A orchestrare questa sacra rappresentazione del gusto, due maestri di cerimonia, due officianti del calice. Il primo, il Fiduciario Amedeo Renzulli, maître sommelier, custode dei segreti che il vino sussurra solo a chi sa ascoltare. Il secondo, il promotore, il Professore Roberto Martino, docente Ipea M. Lecce e Direttore d’hotel/Consulente commerciale, l’uomo che ha osato sfidare la provincia e portare il verbo dell’abbinamento in terra ausonia.
Il sinedrio si riunisce tra le mura del Ristorante Riviera, agorà del sapore enologico. E il calendario didattico non è un semplice elenco di lezioni, ma un vero e proprio atlante dell’esistenza, un cammino che, dal novembre 2025 al febbraio 2026, porterà gli adepti a penetrare i misteri dell’analisi sensoriale.

Si inizia con la teoria dell’abbinamento, l’alchimia suprema. Poi, giù nel pozzo del gusto: uova e salse, erbe aromatiche che sanno di macchia, oli che sono oro liquido. Verrà il turno del prodotto ittico, il pescato dell’Adriatico, che esige rispetto e un bianco sapido e minerale.
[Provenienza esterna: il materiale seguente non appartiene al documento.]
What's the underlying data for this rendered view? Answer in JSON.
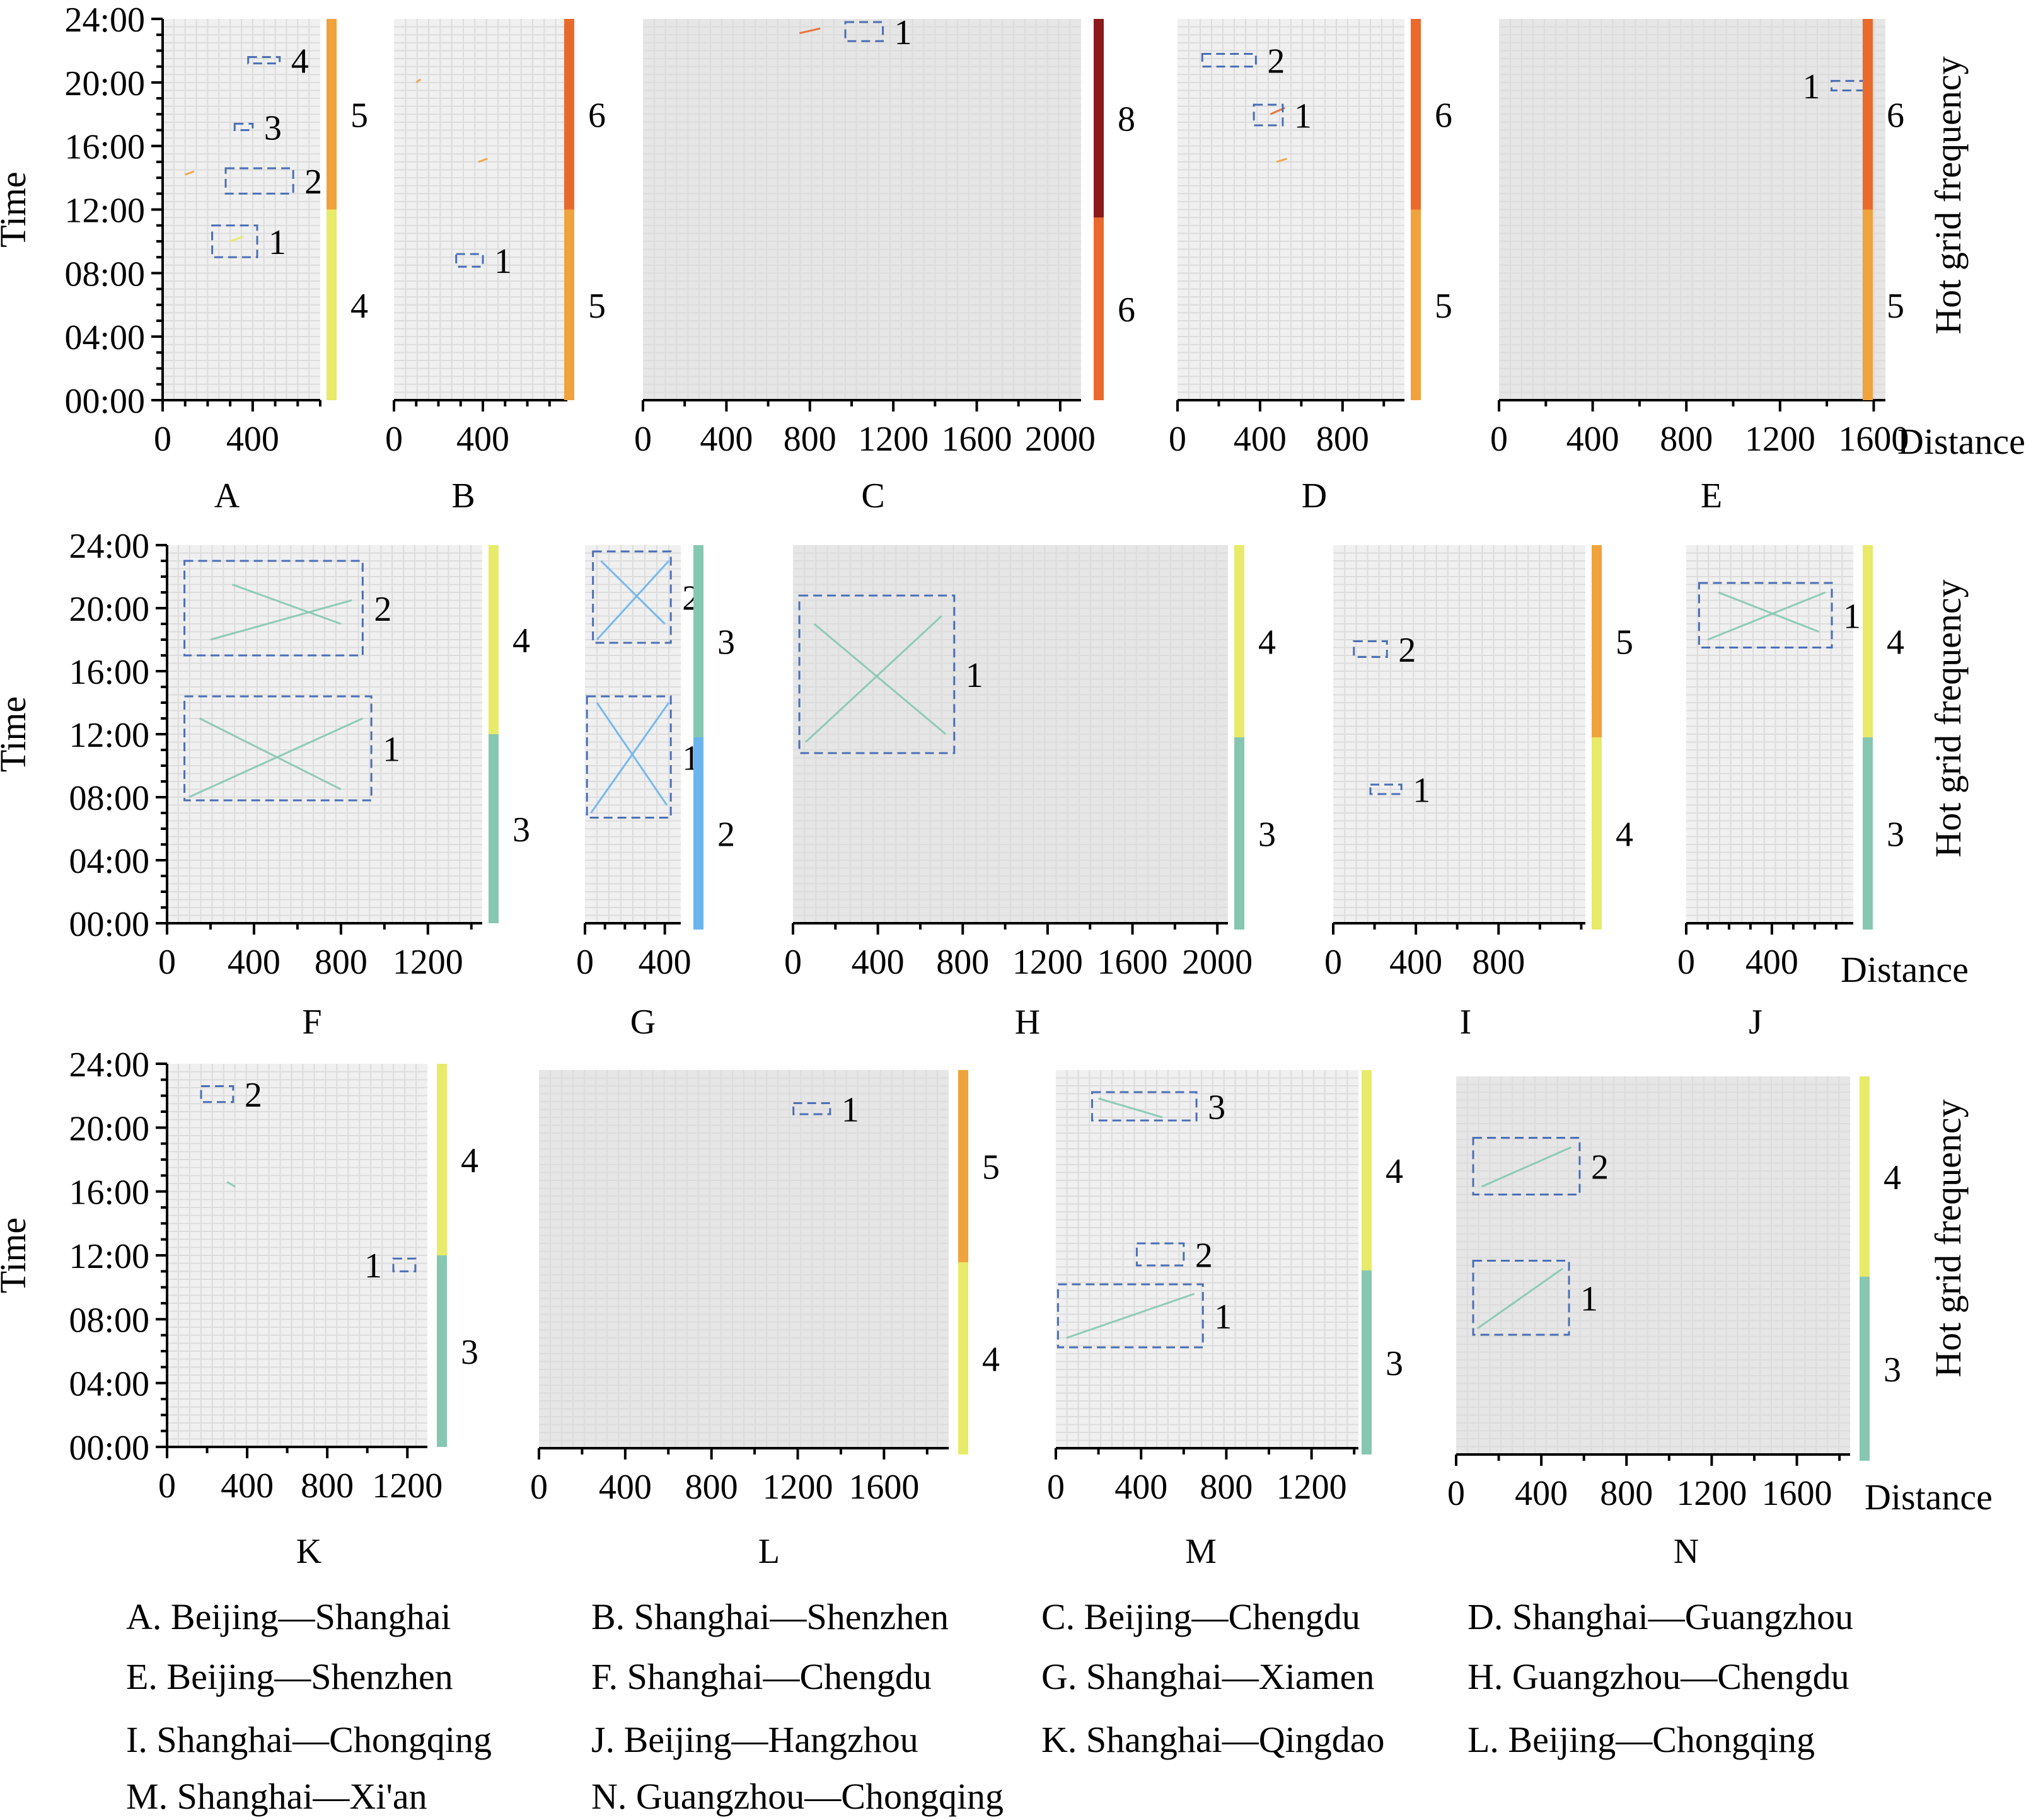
{
  "chart_data": {
    "type": "scatter",
    "axis_labels": {
      "y": "Time",
      "x": "Distance",
      "colorbar": "Hot grid frequency"
    },
    "time_ticks": [
      "00:00",
      "04:00",
      "08:00",
      "12:00",
      "16:00",
      "20:00",
      "24:00"
    ],
    "colors": {
      "freq2": "#6cb4ee",
      "freq3": "#86c7b2",
      "freq4": "#e8ea6a",
      "freq5": "#f0a23c",
      "freq6": "#e96a2c",
      "freq8": "#8b1a1a",
      "box": "#4b6fb5"
    },
    "panels": [
      {
        "id": "A",
        "route": "A. Beijing—Shanghai",
        "xlim": [
          0,
          700
        ],
        "xticks": [
          0,
          400
        ],
        "minor": 100,
        "colorbar": [
          {
            "level": "4",
            "from": 0,
            "to": 12
          },
          {
            "level": "5",
            "from": 12,
            "to": 24
          }
        ],
        "boxes": [
          {
            "label": "1",
            "t0": 9,
            "t1": 11,
            "d0": 220,
            "d1": 420
          },
          {
            "label": "2",
            "t0": 13,
            "t1": 14.6,
            "d0": 280,
            "d1": 580
          },
          {
            "label": "3",
            "t0": 17,
            "t1": 17.4,
            "d0": 320,
            "d1": 400
          },
          {
            "label": "4",
            "t0": 21.2,
            "t1": 21.6,
            "d0": 380,
            "d1": 520
          }
        ],
        "tracks": [
          {
            "t0": 14.2,
            "t1": 14.4,
            "d0": 100,
            "d1": 140,
            "level": "5"
          },
          {
            "t0": 10,
            "t1": 10.3,
            "d0": 300,
            "d1": 360,
            "level": "4"
          }
        ]
      },
      {
        "id": "B",
        "route": "B. Shanghai—Shenzhen",
        "xlim": [
          0,
          780
        ],
        "xticks": [
          0,
          400
        ],
        "minor": 100,
        "colorbar": [
          {
            "level": "5",
            "from": 0,
            "to": 12
          },
          {
            "level": "6",
            "from": 12,
            "to": 24
          }
        ],
        "boxes": [
          {
            "label": "1",
            "t0": 8.4,
            "t1": 9.2,
            "d0": 280,
            "d1": 400
          }
        ],
        "tracks": [
          {
            "t0": 15,
            "t1": 15.2,
            "d0": 380,
            "d1": 420,
            "level": "5"
          },
          {
            "t0": 20,
            "t1": 20.2,
            "d0": 100,
            "d1": 120,
            "level": "5"
          }
        ]
      },
      {
        "id": "C",
        "route": "C. Beijing—Chengdu",
        "xlim": [
          0,
          2100
        ],
        "xticks": [
          0,
          400,
          800,
          1200,
          1600,
          2000
        ],
        "minor": 200,
        "colorbar": [
          {
            "level": "6",
            "from": 0,
            "to": 11.5
          },
          {
            "level": "8",
            "from": 11.5,
            "to": 24
          }
        ],
        "boxes": [
          {
            "label": "1",
            "t0": 22.6,
            "t1": 23.8,
            "d0": 970,
            "d1": 1150
          }
        ],
        "tracks": [
          {
            "t0": 23.1,
            "t1": 23.4,
            "d0": 750,
            "d1": 850,
            "level": "6"
          }
        ]
      },
      {
        "id": "D",
        "route": "D. Shanghai—Guangzhou",
        "xlim": [
          0,
          1100
        ],
        "xticks": [
          0,
          400,
          800
        ],
        "minor": 200,
        "colorbar": [
          {
            "level": "5",
            "from": 0,
            "to": 12
          },
          {
            "level": "6",
            "from": 12,
            "to": 24
          }
        ],
        "boxes": [
          {
            "label": "2",
            "t0": 21,
            "t1": 21.8,
            "d0": 120,
            "d1": 380
          },
          {
            "label": "1",
            "t0": 17.3,
            "t1": 18.6,
            "d0": 370,
            "d1": 510
          }
        ],
        "tracks": [
          {
            "t0": 18,
            "t1": 18.4,
            "d0": 450,
            "d1": 520,
            "level": "6"
          },
          {
            "t0": 15,
            "t1": 15.2,
            "d0": 480,
            "d1": 530,
            "level": "5"
          }
        ]
      },
      {
        "id": "E",
        "route": "E. Beijing—Shenzhen",
        "xlim": [
          0,
          1650
        ],
        "xticks": [
          0,
          400,
          800,
          1200,
          1600
        ],
        "minor": 200,
        "colorbar": [
          {
            "level": "5",
            "from": 0,
            "to": 12
          },
          {
            "level": "6",
            "from": 12,
            "to": 24
          }
        ],
        "boxes": [
          {
            "label": "1",
            "t0": 19.5,
            "t1": 20.1,
            "d0": 1420,
            "d1": 1560
          }
        ],
        "tracks": []
      },
      {
        "id": "F",
        "route": "F. Shanghai—Chengdu",
        "xlim": [
          0,
          1450
        ],
        "xticks": [
          0,
          400,
          800,
          1200
        ],
        "minor": 200,
        "colorbar": [
          {
            "level": "3",
            "from": 0,
            "to": 12
          },
          {
            "level": "4",
            "from": 12,
            "to": 24
          }
        ],
        "boxes": [
          {
            "label": "1",
            "t0": 7.8,
            "t1": 14.4,
            "d0": 80,
            "d1": 940
          },
          {
            "label": "2",
            "t0": 17,
            "t1": 23,
            "d0": 80,
            "d1": 900
          }
        ],
        "tracks": [
          {
            "t0": 8,
            "t1": 13,
            "d0": 100,
            "d1": 900,
            "level": "3"
          },
          {
            "t0": 13,
            "t1": 8.5,
            "d0": 150,
            "d1": 800,
            "level": "3"
          },
          {
            "t0": 18,
            "t1": 20.5,
            "d0": 200,
            "d1": 850,
            "level": "3"
          },
          {
            "t0": 21.5,
            "t1": 19,
            "d0": 300,
            "d1": 800,
            "level": "3"
          }
        ]
      },
      {
        "id": "G",
        "route": "G. Shanghai—Xiamen",
        "xlim": [
          0,
          480
        ],
        "xticks": [
          0,
          400
        ],
        "minor": 100,
        "colorbar": [
          {
            "level": "2",
            "from": 0,
            "to": 12
          },
          {
            "level": "3",
            "from": 12,
            "to": 24
          }
        ],
        "boxes": [
          {
            "label": "1",
            "t0": 6.7,
            "t1": 14.4,
            "d0": 10,
            "d1": 430
          },
          {
            "label": "2",
            "t0": 17.8,
            "t1": 23.6,
            "d0": 40,
            "d1": 430
          }
        ],
        "tracks": [
          {
            "t0": 7,
            "t1": 14,
            "d0": 30,
            "d1": 420,
            "level": "2"
          },
          {
            "t0": 14,
            "t1": 7.5,
            "d0": 60,
            "d1": 410,
            "level": "2"
          },
          {
            "t0": 18,
            "t1": 23,
            "d0": 60,
            "d1": 420,
            "level": "2"
          },
          {
            "t0": 23,
            "t1": 19,
            "d0": 80,
            "d1": 400,
            "level": "2"
          }
        ]
      },
      {
        "id": "H",
        "route": "H. Guangzhou—Chengdu",
        "xlim": [
          0,
          2050
        ],
        "xticks": [
          0,
          400,
          800,
          1200,
          1600,
          2000
        ],
        "minor": 200,
        "colorbar": [
          {
            "level": "3",
            "from": 0,
            "to": 12
          },
          {
            "level": "4",
            "from": 12,
            "to": 24
          }
        ],
        "boxes": [
          {
            "label": "1",
            "t0": 10.8,
            "t1": 20.8,
            "d0": 30,
            "d1": 760
          }
        ],
        "tracks": [
          {
            "t0": 11.5,
            "t1": 19.5,
            "d0": 60,
            "d1": 700,
            "level": "3"
          },
          {
            "t0": 19,
            "t1": 12,
            "d0": 100,
            "d1": 720,
            "level": "3"
          }
        ]
      },
      {
        "id": "I",
        "route": "I. Shanghai—Chongqing",
        "xlim": [
          0,
          1220
        ],
        "xticks": [
          0,
          400,
          800
        ],
        "minor": 200,
        "colorbar": [
          {
            "level": "4",
            "from": 0,
            "to": 12
          },
          {
            "level": "5",
            "from": 12,
            "to": 24
          }
        ],
        "boxes": [
          {
            "label": "2",
            "t0": 16.9,
            "t1": 17.9,
            "d0": 100,
            "d1": 260
          },
          {
            "label": "1",
            "t0": 8.2,
            "t1": 8.8,
            "d0": 180,
            "d1": 330
          }
        ],
        "tracks": []
      },
      {
        "id": "J",
        "route": "J. Beijing—Hangzhou",
        "xlim": [
          0,
          780
        ],
        "xticks": [
          0,
          400
        ],
        "minor": 100,
        "colorbar": [
          {
            "level": "3",
            "from": 0,
            "to": 12
          },
          {
            "level": "4",
            "from": 12,
            "to": 24
          }
        ],
        "boxes": [
          {
            "label": "1",
            "t0": 17.5,
            "t1": 21.6,
            "d0": 60,
            "d1": 680
          }
        ],
        "tracks": [
          {
            "t0": 18,
            "t1": 21,
            "d0": 100,
            "d1": 650,
            "level": "3"
          },
          {
            "t0": 21,
            "t1": 18.5,
            "d0": 150,
            "d1": 620,
            "level": "3"
          }
        ]
      },
      {
        "id": "K",
        "route": "K. Shanghai—Qingdao",
        "xlim": [
          0,
          1300
        ],
        "xticks": [
          0,
          400,
          800,
          1200
        ],
        "minor": 200,
        "colorbar": [
          {
            "level": "3",
            "from": 0,
            "to": 12
          },
          {
            "level": "4",
            "from": 12,
            "to": 24
          }
        ],
        "boxes": [
          {
            "label": "2",
            "t0": 21.6,
            "t1": 22.6,
            "d0": 170,
            "d1": 330
          },
          {
            "label": "1",
            "t0": 11,
            "t1": 11.8,
            "d0": 1130,
            "d1": 1240
          }
        ],
        "tracks": [
          {
            "t0": 16.6,
            "t1": 16.3,
            "d0": 300,
            "d1": 340,
            "level": "3"
          }
        ]
      },
      {
        "id": "L",
        "route": "L. Beijing—Chongqing",
        "xlim": [
          0,
          1900
        ],
        "xticks": [
          0,
          400,
          800,
          1200,
          1600
        ],
        "minor": 200,
        "colorbar": [
          {
            "level": "4",
            "from": 0,
            "to": 12
          },
          {
            "level": "5",
            "from": 12,
            "to": 24
          }
        ],
        "boxes": [
          {
            "label": "1",
            "t0": 21.2,
            "t1": 21.9,
            "d0": 1180,
            "d1": 1350
          }
        ],
        "tracks": []
      },
      {
        "id": "M",
        "route": "M. Shanghai—Xi'an",
        "xlim": [
          0,
          1420
        ],
        "xticks": [
          0,
          400,
          800,
          1200
        ],
        "minor": 200,
        "colorbar": [
          {
            "level": "3",
            "from": 0,
            "to": 11.5
          },
          {
            "level": "4",
            "from": 11.5,
            "to": 24
          }
        ],
        "boxes": [
          {
            "label": "1",
            "t0": 6.4,
            "t1": 10.4,
            "d0": 10,
            "d1": 690
          },
          {
            "label": "2",
            "t0": 11.6,
            "t1": 13,
            "d0": 380,
            "d1": 600
          },
          {
            "label": "3",
            "t0": 20.8,
            "t1": 22.6,
            "d0": 170,
            "d1": 660
          }
        ],
        "tracks": [
          {
            "t0": 7,
            "t1": 9.8,
            "d0": 50,
            "d1": 650,
            "level": "3"
          },
          {
            "t0": 22.2,
            "t1": 21,
            "d0": 200,
            "d1": 500,
            "level": "3"
          }
        ]
      },
      {
        "id": "N",
        "route": "N. Guangzhou—Chongqing",
        "xlim": [
          0,
          1850
        ],
        "xticks": [
          0,
          400,
          800,
          1200,
          1600
        ],
        "minor": 200,
        "colorbar": [
          {
            "level": "3",
            "from": 0,
            "to": 11.5
          },
          {
            "level": "4",
            "from": 11.5,
            "to": 24
          }
        ],
        "boxes": [
          {
            "label": "1",
            "t0": 7.6,
            "t1": 12.3,
            "d0": 80,
            "d1": 530
          },
          {
            "label": "2",
            "t0": 16.5,
            "t1": 20.1,
            "d0": 80,
            "d1": 580
          }
        ],
        "tracks": [
          {
            "t0": 8,
            "t1": 11.8,
            "d0": 100,
            "d1": 500,
            "level": "3"
          },
          {
            "t0": 17,
            "t1": 19.5,
            "d0": 120,
            "d1": 540,
            "level": "3"
          }
        ]
      }
    ]
  }
}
E ancora: cereali, funghi, il tartufo che è gemma nera della terra, ortaggi e legumi, la carne, i salumi che sono poesia del maiale, i formaggi, i dolci che peccaminosi chiamano a gran voce un Moscato di Trani, fino al cioccolato, il caffè e, dulcis in fundo, l’approfondimento della degustazione.
Per tre anni, questi pionieri apprenderanno a decifrare il verbo della vigna, fino a diventare Sommelier Professionisti.

Il Gargano, d’ora in poi, non sarà più solo terra di turisti e di tarantella, ma anche culla di sommeliers, alfieri di un nuovo rinascimento enogastronomico. Beva chi vuole, io sto a guardare, ma il calice è già levato in onore di questa epopea sipontina. Il vino è servito, la leggenda abbia inizio.